Officials say the deaths may be caused by a drop in oxygen levels.

“Preliminary investigations have ruled out fish poisoning,” Uganda’s fisheries ministry said in a statement.

“It is suspected that the recent storms on the lakes caused mixing of the different waters thereby reducing the oxygen levels in the lake.”

A full report by a team of experts that was earlier dispatched to the area is expected later on Monday.

“The most likely explanation is drop in oxygen levels” caused by recent flooding and water hyacinth weeds, ministry official Joyce Ikwaput Nyeko was quoted as saying by local media.

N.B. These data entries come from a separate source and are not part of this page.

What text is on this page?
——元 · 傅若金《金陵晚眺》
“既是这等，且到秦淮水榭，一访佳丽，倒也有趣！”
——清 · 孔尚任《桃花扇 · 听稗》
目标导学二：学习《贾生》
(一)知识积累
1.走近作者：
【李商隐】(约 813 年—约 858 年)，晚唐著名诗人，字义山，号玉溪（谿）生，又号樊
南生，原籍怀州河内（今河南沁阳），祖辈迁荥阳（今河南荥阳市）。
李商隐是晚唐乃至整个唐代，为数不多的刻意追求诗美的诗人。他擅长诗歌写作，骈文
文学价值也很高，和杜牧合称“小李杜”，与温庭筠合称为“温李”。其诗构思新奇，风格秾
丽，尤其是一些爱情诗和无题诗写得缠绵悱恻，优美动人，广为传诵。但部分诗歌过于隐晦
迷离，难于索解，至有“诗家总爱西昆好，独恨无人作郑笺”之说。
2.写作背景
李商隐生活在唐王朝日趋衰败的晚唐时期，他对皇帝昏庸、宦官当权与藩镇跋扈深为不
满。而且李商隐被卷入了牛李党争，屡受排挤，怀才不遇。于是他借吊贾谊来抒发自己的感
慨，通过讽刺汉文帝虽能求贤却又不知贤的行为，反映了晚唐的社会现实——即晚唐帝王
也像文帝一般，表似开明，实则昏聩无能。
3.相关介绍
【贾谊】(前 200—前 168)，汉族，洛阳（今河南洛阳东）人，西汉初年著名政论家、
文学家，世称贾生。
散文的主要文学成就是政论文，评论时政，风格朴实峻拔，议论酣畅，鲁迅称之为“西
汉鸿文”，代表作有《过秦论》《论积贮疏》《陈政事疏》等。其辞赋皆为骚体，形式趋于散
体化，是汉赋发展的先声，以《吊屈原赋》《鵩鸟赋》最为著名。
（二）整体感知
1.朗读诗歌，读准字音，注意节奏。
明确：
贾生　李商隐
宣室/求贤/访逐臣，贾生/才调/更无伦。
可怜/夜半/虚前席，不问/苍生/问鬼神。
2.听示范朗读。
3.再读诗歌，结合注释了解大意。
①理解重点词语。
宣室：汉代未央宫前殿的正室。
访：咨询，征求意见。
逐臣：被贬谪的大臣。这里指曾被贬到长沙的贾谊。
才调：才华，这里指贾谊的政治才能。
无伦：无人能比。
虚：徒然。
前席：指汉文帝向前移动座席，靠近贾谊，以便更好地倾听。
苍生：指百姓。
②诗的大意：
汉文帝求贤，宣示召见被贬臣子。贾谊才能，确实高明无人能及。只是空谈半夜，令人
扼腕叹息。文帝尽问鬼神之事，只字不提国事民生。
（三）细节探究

Fishermen throw Nile Perches into a storage box after weighing them on Migingo island on 5 October 2018IMAGE COPYRIGHTAFP
image captionNile Perches are a staple in many Ugandan households

The ministry said the only affected species was the Nile perch, a staple in many Ugandan households.

The Nile perch – which can grow to weigh more than 100kg (220lb) – is believed to be sensitive to oxygen levels below two milligrams per litre of water, the BBC’s Patience Atuhaire in Kampala reports.

“The fishing community and general public along the lake shores is… advised to pick the dead fish and bury it to reduce the stench,” the ministry said.

But it also urged the public “to disregard the audio circulating on social media calling upon people to stop eating fish as the fish from the regular catches can easily be distinguished from the floating dead fish”.

Lake Victoria is a vital resource shared by Uganda, Kenya and Tanzania.

In 2017, scientists warned that Lake Victoria was under threat of dying.

They blamed overfishing and pollution for severely damaged fish stocks.